LE TEMPS DES RETOURS EN VALOIS

 

1852, LES NUITS D’OCTOBRE

En octobre et novembre 1852, L’Illustration publie en cinq livraisons (9, 23, 30 octobre, 6, 13 novembre) un texte que Nerval a intitulé Les Nuits d’octobre. Il s’agit, d’après les premières phrases, de faire le récit d’un court voyage aux environs de Paris : « Ne pouvant m’éloigner beaucoup cet automne, j’avais formé le projet d’un simple voyage à Meaux ». Nous n’en saurons pas plus pour l’instant sur le choix, à l’improviste, semble-t-il, de cette destination. Pour se rendre à Meaux, Nerval a choisi de prendre le train, en empruntant la toute récente ligne du « chemin de fer de Strasbourg », inaugurée le 17 juillet 1851 par Napoléon III, qui part de la gare de l’Est et dont la construction s’était achevée en 1850. Il est « un peu plus de midi », mais l’horaire des départs ayant changé depuis « le 1er du mois » (les horaires changeaient au 1er septembre), Nerval va devoir attendre le départ suivant à « trois heures et demie ». Il s’installe donc devant un verre d’absinthe au café Vachette, feuillette distraitement les journaux, et notamment la Revue britannique, où un article intitulé « La Clé des rues » attire son attention. Il rencontre, toujours à l’improviste, un « ami », dont il y a tout lieu de penser qu’il s’agit en fait d’un double de lui-même, tant il lui ressemble: badaud de Paris, fasciné par les spectacles de la rue, particulièrement les marchands d’oiseaux, causeur infatigable, noctambule qui craint de réveiller son portier en rentrant de nuit, tout cela ressemble fort à Nerval. De conversations en visites de restaurants, le train de trois heures et demie est raté, et il faut attendre maintenant celui de sept heures le lendemain matin. Inutile de rentrer chez soi, mieux vaut passer la nuit à vagabonder dans un Paris nocturne et un peu louche, qui ressemble à ceux de Sébastien Mercier et Restif de La Bretonne. Télescopage de deux projets ? Les feuilletons des 9, 23 et 30 octobre seront consacrés à l’errance nocturne dans Paris, et seuls les deux derniers feuilletons des 6 et 13 novembre concerneront Meaux et les errances en Valois.

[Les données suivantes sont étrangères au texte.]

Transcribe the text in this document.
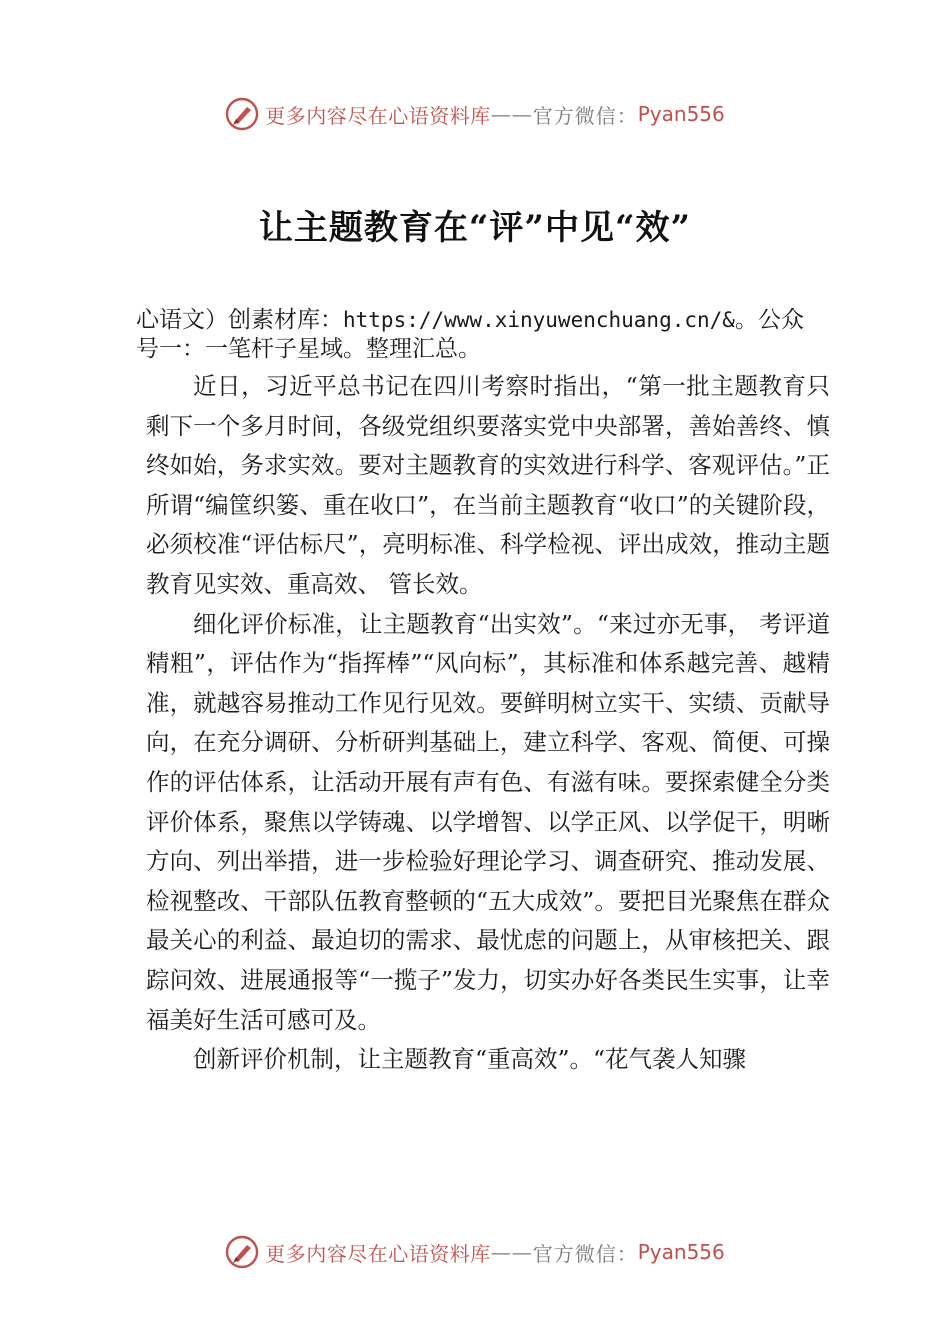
更多内容尽在心语资料库 —— 官方微信： Pyan556
让主题教育在“评”中见“效”

心语文）创素材库：https://www.xinyuwenchuang.cn/&。公众号一：一笔杆子星域。整理汇总。

近日，习近平总书记在四川考察时指出，“第一批主题教育只剩下一个多月时间，各级党组织要落实党中央部署，善始善终、慎终如始，务求实效。要对主题教育的实效进行科学、客观评估。”正所谓“编筐织篓、重在收口”，在当前主题教育“收口”的关键阶段，必须校准“评估标尺”，亮明标准、科学检视、评出成效，推动主题教育见实效、重高效、 管长效。

细化评价标准，让主题教育“出实效”。“来过亦无事， 考评道精粗”，评估作为“指挥棒”“风向标”，其标准和体系越完善、越精准，就越容易推动工作见行见效。要鲜明树立实干、实绩、贡献导向，在充分调研、分析研判基础上，建立科学、客观、简便、可操作的评估体系，让活动开展有声有色、有滋有味。要探索健全分类评价体系，聚焦以学铸魂、以学增智、以学正风、以学促干，明晰方向、列出举措，进一步检验好理论学习、调查研究、推动发展、检视整改、干部队伍教育整顿的“五大成效”。要把目光聚焦在群众最关心的利益、最迫切的需求、最忧虑的问题上，从审核把关、跟踪问效、进展通报等“一揽子”发力，切实办好各类民生实事，让幸福美好生活可感可及。

创新评价机制，让主题教育“重高效”。“花气袭人知骤

更多内容尽在心语资料库 —— 官方微信： Pyan556
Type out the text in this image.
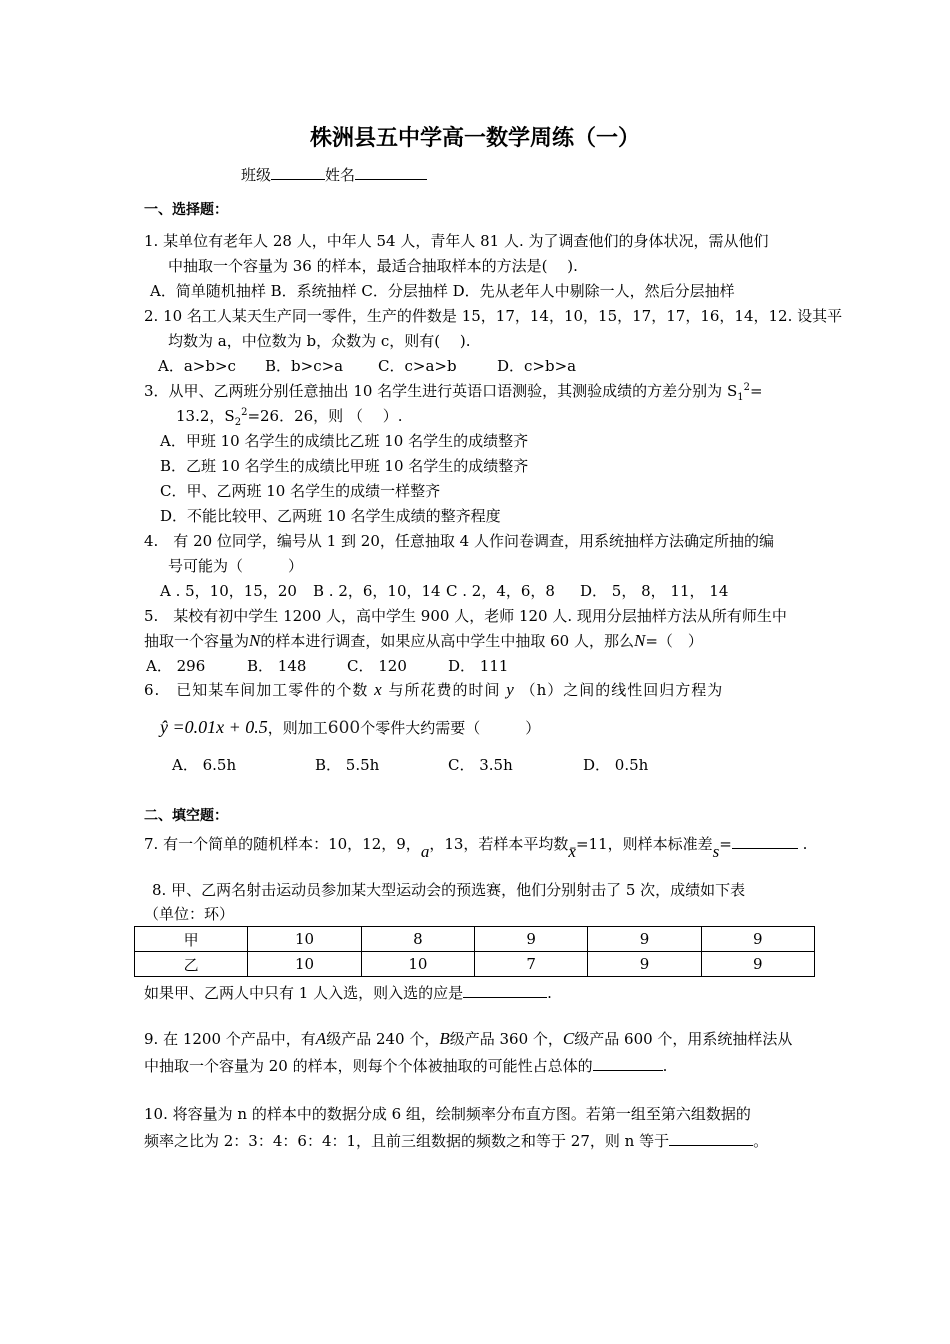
株洲县五中学高一数学周练（一）
班级	姓名
一、选择题：
1. 某单位有老年人 28 人，中年人 54 人，青年人 81 人. 为了调查他们的身体状况，需从他们
中抽取一个容量为 36 的样本，最适合抽取样本的方法是(　 ).
A．简单随机抽样 B．系统抽样 C．分层抽样 D．先从老年人中剔除一人，然后分层抽样
2. 10 名工人某天生产同一零件，生产的件数是 15，17，14，10，15，17，17，16，14，12. 设其平
均数为 a，中位数为 b，众数为 c，则有(　 ).
A．a>b>c B．b>c>a C．c>a>b	D．c>b>a
3．从甲、乙两班分别任意抽出 10 名学生进行英语口语测验，其测验成绩的方差分别为 $S_1^2=$
13.2，$S_2^2=26$．26，则 （　 ）.
A．甲班 10 名学生的成绩比乙班 10 名学生的成绩整齐
B．乙班 10 名学生的成绩比甲班 10 名学生的成绩整齐
C．甲、乙两班 10 名学生的成绩一样整齐
D．不能比较甲、乙两班 10 名学生成绩的整齐程度
4.　有 20 位同学，编号从 1 到 20，任意抽取 4 人作问卷调查，用系统抽样方法确定所抽的编
号可能为（　　　）
A . 5，10，15，20 B . 2，6，10，14 C . 2，4，6，8 D． 5， 8， 11， 14
5.　某校有初中学生 1200 人，高中学生 900 人，老师 120 人. 现用分层抽样方法从所有师生中
抽取一个容量为N的样本进行调查，如果应从高中学生中抽取 60 人，那么N=（　）
A． 296	B． 148	C． 120	D． 111
6.　已知某车间加工零件的个数 x 与所花费的时间 y （h）之间的线性回归方程为
ŷ =0.01x + 0.5，则加工600个零件大约需要（　　　）
A． 6.5h	B． 5.5h	C． 3.5h	D． 0.5h
二、填空题：
7. 有一个简单的随机样本：10，12，9，a，13，若样本平均数x̄=11，则样本标准差s=	.
8. 甲、乙两名射击运动员参加某大型运动会的预选赛，他们分别射击了 5 次，成绩如下表
（单位：环）
甲	10	8	9	9	9
乙	10	10	7	9	9
如果甲、乙两人中只有 1 人入选，则入选的应是	.
9. 在 1200 个产品中，有A级产品 240 个，B级产品 360 个，C级产品 600 个，用系统抽样法从
中抽取一个容量为 20 的样本，则每个个体被抽取的可能性占总体的	.
10. 将容量为 n 的样本中的数据分成 6 组，绘制频率分布直方图。若第一组至第六组数据的
频率之比为 2：3：4：6：4：1，且前三组数据的频数之和等于 27，则 n 等于	。
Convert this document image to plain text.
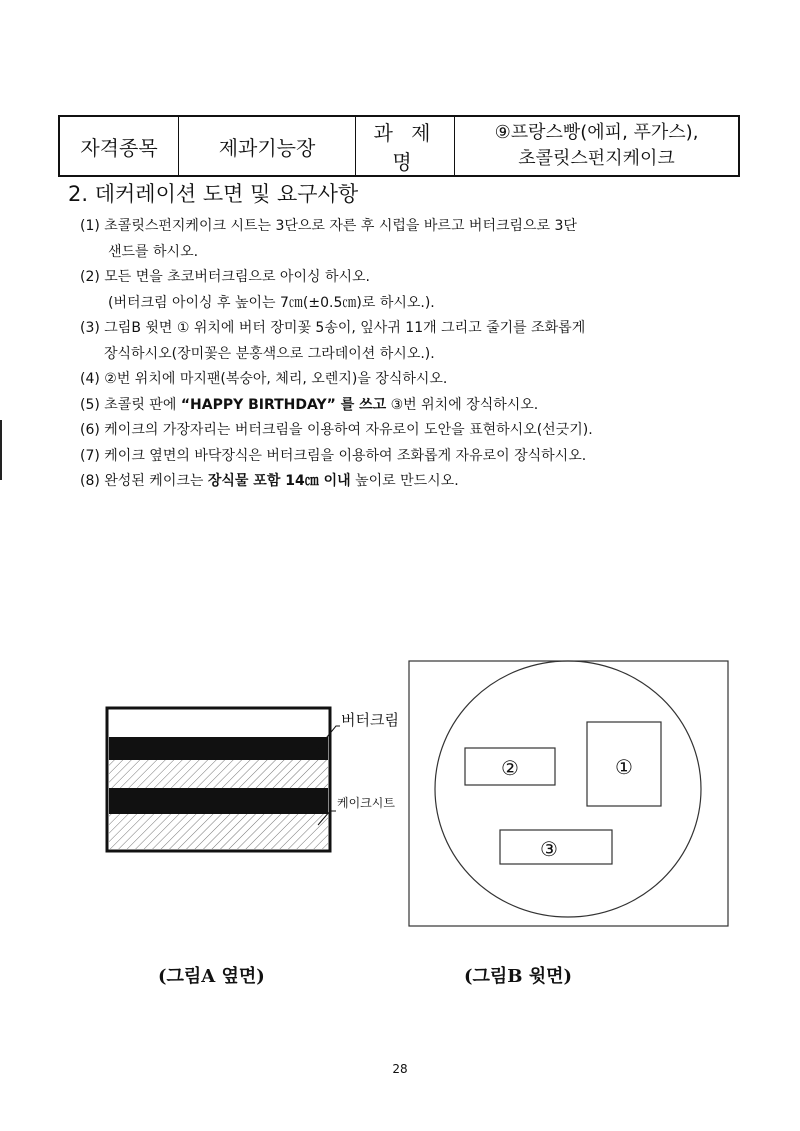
자격종목	제과기능장	과 제 명	
⑨프랑스빵(에피, 푸가스),
초콜릿스펀지케이크
2. 데커레이션 도면 및 요구사항
(1) 초콜릿스펀지케이크 시트는 3단으로 자른 후 시럽을 바르고 버터크림으로 3단
샌드를 하시오.
(2) 모든 면을 초코버터크림으로 아이싱 하시오.
(버터크림 아이싱 후 높이는 7㎝(±0.5㎝)로 하시오.).
(3) 그림B 윗면 ① 위치에 버터 장미꽃 5송이, 잎사귀 11개 그리고 줄기를 조화롭게
장식하시오(장미꽃은 분홍색으로 그라데이션 하시오.).
(4) ②번 위치에 마지팬(복숭아, 체리, 오렌지)을 장식하시오.
(5) 초콜릿 판에 “HAPPY BIRTHDAY” 를 쓰고 ③번 위치에 장식하시오.
(6) 케이크의 가장자리는 버터크림을 이용하여 자유로이 도안을 표현하시오(선긋기).
(7) 케이크 옆면의 바닥장식은 버터크림을 이용하여 조화롭게 자유로이 장식하시오.
(8) 완성된 케이크는 장식물 포함 14㎝ 이내 높이로 만드시오.
버터크림
케이크시트
①
②
③
(그림A 옆면)	(그림B 윗면)
28
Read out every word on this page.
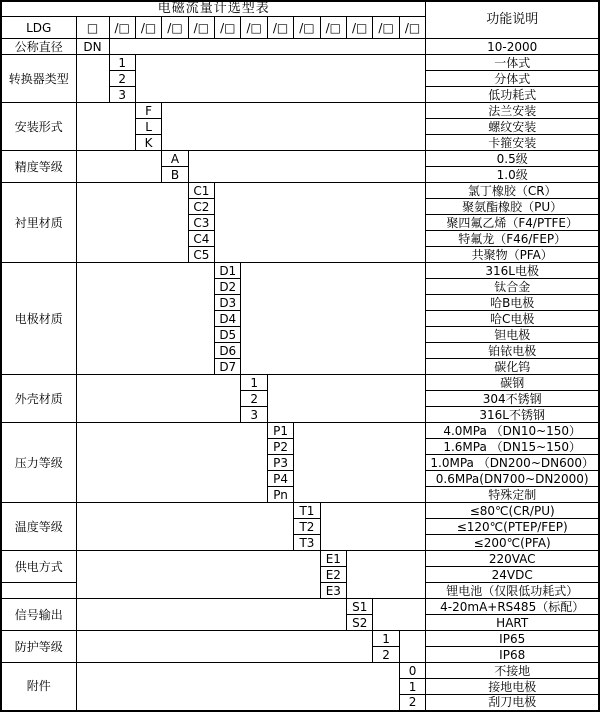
电磁流量计选型表														功能说明
LDG	□	/□	/□	/□	/□	/□	/□	/□	/□	/□	/□	/□	/□	
公称直径	DN													10-2000
转换器类型		1												一体式
		2												分体式
		3												低功耗式
安装形式			F											法兰安装
			L											螺纹安装
			K											卡箍安装
精度等级				A										0.5级
				B										1.0级
衬里材质					C1									氯丁橡胶（CR）
					C2									聚氨酯橡胶（PU）
					C3									聚四氟乙烯（F4/PTFE）
					C4									特氟龙（F46/FEP）
					C5									共聚物（PFA）
电极材质						D1								316L电极
						D2								钛合金
						D3								哈B电极
						D4								哈C电极
						D5								钽电极
						D6								铂铱电极
						D7								碳化钨
外壳材质							1							碳钢
							2							304不锈钢
							3							316L不锈钢
压力等级								P1						4.0MPa （DN10~150）
								P2						1.6MPa （DN15~150）
								P3						1.0MPa （DN200~DN600）
								P4						0.6MPa(DN700~DN2000)
								Pn						特殊定制
温度等级									T1					≤80℃(CR/PU)
									T2					≤120℃(PTEP/FEP)
									T3					≤200℃(PFA)
供电方式										E1				220VAC
										E2				24VDC
										E3				锂电池（仅限低功耗式）
信号输出											S1			4-20mA+RS485（标配）
											S2			HART
防护等级												1		IP65
												2		IP68
附件													0	不接地
													1	接地电极
													2	刮刀电极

Le récit perd donc apparemment de vue son projet initial de voyage à Meaux pour entraîner le lecteur dans un périple nocturne dans le Paris « obscur », le « Paris canaille », ponctué de haltes arrosées au café Vachette, chez le rôtisseur et au « Bal des chiens » de la rue Saint-Honoré, au carreau des Halles, aux « charniers » de la Fontaine des Innocents, chez Baratte, chez Paul Niquet, haltes entrecoupées d’anecdotes plus ou moins connues sur les salades et les chocolats de Saint-Cricq, le café des Aveugles du Palais-Royal, d’incursions dans des lieux étranges tels la société chantante maçonnique près de l’Athénée, et de conversations populaires saisies au vol de la femme Rubens et de son muffeton, des marchands de la Halle, ou de la chiffonnière au petit verre de verjus.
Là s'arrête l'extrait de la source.